The team shares the full Terraform code for their infrastructure (excluding the Bedrock resources which aren't yet supported by the Terraform AWS provider). The code demonstrates proper IAM policy scoping, secrets management integration, and modular infrastructure patterns using community Terraform modules (terraform-aws-modules/apigateway-v2/aws and terraform-aws-modules/lambda/aws).
## Limitations and Technical Debt
The team is transparent about several limitations of their current implementation:
**Image Processing**: The knowledge base cannot process images in queries or include images from documentation in responses. This is particularly limiting given that infrastructure documentation typically includes architecture diagrams, UI screenshots, and error message examples.
**Terraform Provider Support**: At the time of writing, the AWS Terraform provider doesn't support the Bedrock knowledge base resources they used, forcing manual creation through the AWS console. This creates infrastructure management technical debt.
**Manual Data Synchronization**: Data sources require manual sync operations. The team plans to implement CloudWatch event cron triggers for at least weekly automated synchronization.

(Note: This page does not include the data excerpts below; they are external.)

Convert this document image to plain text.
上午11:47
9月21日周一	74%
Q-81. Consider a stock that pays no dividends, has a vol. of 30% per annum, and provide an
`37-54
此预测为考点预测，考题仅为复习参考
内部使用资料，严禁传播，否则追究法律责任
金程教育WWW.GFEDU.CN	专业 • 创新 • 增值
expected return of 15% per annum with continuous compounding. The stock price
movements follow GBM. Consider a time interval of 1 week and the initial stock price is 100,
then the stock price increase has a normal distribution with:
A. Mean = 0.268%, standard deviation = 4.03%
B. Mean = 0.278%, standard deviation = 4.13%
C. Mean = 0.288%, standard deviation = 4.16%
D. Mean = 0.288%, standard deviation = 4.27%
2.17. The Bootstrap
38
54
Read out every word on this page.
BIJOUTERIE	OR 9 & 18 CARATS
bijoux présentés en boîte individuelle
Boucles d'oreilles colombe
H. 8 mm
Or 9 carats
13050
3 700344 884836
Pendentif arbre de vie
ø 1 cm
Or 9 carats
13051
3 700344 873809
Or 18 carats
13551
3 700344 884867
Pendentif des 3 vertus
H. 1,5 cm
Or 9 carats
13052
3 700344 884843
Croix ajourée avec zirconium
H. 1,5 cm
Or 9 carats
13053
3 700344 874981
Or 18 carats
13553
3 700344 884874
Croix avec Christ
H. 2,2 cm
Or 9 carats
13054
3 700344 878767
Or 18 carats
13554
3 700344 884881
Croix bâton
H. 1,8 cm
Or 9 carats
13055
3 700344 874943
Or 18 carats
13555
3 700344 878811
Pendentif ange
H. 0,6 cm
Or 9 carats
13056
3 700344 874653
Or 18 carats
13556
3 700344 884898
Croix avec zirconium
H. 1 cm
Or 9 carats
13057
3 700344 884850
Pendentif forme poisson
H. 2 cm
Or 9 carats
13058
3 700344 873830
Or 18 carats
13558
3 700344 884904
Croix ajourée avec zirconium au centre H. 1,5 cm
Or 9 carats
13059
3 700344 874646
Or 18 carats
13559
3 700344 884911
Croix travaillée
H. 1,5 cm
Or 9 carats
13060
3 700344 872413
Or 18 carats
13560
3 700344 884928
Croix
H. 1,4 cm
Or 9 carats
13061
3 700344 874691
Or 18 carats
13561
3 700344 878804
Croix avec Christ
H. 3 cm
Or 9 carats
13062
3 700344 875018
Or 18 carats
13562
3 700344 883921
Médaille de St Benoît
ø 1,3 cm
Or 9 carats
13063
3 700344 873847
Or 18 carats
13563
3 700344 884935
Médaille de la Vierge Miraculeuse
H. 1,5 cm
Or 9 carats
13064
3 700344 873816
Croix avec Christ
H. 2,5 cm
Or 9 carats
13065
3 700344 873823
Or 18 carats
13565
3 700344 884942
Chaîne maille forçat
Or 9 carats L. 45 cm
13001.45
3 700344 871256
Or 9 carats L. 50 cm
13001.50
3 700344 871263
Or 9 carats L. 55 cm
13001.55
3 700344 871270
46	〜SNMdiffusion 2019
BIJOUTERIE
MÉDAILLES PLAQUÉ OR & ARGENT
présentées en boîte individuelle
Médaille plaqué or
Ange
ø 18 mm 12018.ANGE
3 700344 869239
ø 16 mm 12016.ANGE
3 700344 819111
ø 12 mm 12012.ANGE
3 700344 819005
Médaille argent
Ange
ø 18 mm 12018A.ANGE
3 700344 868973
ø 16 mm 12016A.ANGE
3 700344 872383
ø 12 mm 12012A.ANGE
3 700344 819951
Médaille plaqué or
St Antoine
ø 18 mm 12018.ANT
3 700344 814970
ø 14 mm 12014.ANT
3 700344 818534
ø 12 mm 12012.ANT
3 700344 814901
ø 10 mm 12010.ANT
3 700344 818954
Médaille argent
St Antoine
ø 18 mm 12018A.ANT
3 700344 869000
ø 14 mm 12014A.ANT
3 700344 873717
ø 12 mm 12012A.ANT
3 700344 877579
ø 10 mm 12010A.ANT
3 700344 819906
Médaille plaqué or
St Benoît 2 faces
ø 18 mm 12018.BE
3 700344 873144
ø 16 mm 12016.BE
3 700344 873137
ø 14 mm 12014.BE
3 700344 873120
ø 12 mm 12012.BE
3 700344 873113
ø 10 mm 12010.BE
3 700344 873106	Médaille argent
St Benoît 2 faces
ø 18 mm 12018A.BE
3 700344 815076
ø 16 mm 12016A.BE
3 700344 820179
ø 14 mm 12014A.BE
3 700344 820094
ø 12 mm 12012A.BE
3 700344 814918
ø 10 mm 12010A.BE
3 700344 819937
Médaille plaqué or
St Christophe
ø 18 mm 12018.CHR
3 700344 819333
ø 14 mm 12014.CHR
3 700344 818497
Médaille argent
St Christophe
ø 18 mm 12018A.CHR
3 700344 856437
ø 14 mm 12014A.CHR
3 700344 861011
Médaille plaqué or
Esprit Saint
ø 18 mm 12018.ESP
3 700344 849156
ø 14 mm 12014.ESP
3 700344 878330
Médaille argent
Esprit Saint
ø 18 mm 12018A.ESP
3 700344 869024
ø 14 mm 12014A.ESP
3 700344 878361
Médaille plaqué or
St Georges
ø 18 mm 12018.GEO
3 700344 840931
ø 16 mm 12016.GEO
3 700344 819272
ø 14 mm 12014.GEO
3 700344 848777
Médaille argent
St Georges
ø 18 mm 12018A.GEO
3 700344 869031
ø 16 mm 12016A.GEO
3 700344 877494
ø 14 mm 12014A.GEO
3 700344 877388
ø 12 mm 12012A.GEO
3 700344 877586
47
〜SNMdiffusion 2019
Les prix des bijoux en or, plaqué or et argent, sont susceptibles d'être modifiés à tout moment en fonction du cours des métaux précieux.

**Stateless Conversations**: The Lambda function is stateless, meaning each message is processed independently without conversation context. Multi-turn conversations where users can build on previous answers are not currently supported.
**No Citation Links**: While the Bedrock UI shows answer citations during testing, these aren't currently passed through to Slack responses, reducing transparency about source material.
## Future Enhancement Plans
The team has identified several improvements for production maturity:
- Implementing citation links in Slack responses to show source documents
- Creating a mechanism to save relevant Slack threads to the knowledge base via Slack commands (e.g., "@help-terraform-cloud remember this thread")
- Connecting to Confluence via API instead of manual PDF exports
- Adding multi-turn conversation support with session context preservation
- Automating data source synchronization on a regular schedule
## Production Considerations and Risk Assessment
Before development, the team conducted a security and privacy risk assessment, asking critical questions about data sensitivity, the downside risk of incorrect results or hallucinations, and which models were already approved for use at Benchling. This pre-work is essential for any LLMOps project, particularly when dealing with internal systems and documentation.
The team suggests that the ease of deployment could enable numerous targeted help bots across an organization—for HR questions, customer issue resolution, software error code explanation, and more. They note that using more tightly-scoped datasets reduces hallucination risk and improves the relevance of vector database results.
## Replicability and Broader Applicability
The case study positions this as a reference implementation for future LLM-powered tools at Benchling. The team emphasizes that good candidates for this pattern have two characteristics: situations where LLM access with company-specific knowledge would be valuable (information lookup, answering common questions), and availability of high-quality text-based datasets (FAQ docs, public web documentation, fact-checked conversation histories).
The shared Terraform code and architectural patterns provide a template for other organizations to build similar systems, though teams should note that this is presented as a prototype rather than a production-hardened system. The transparency about limitations and future enhancement plans suggests a pragmatic approach to LLMOps, balancing rapid experimentation with acknowledgment of production requirements that still need to be addressed.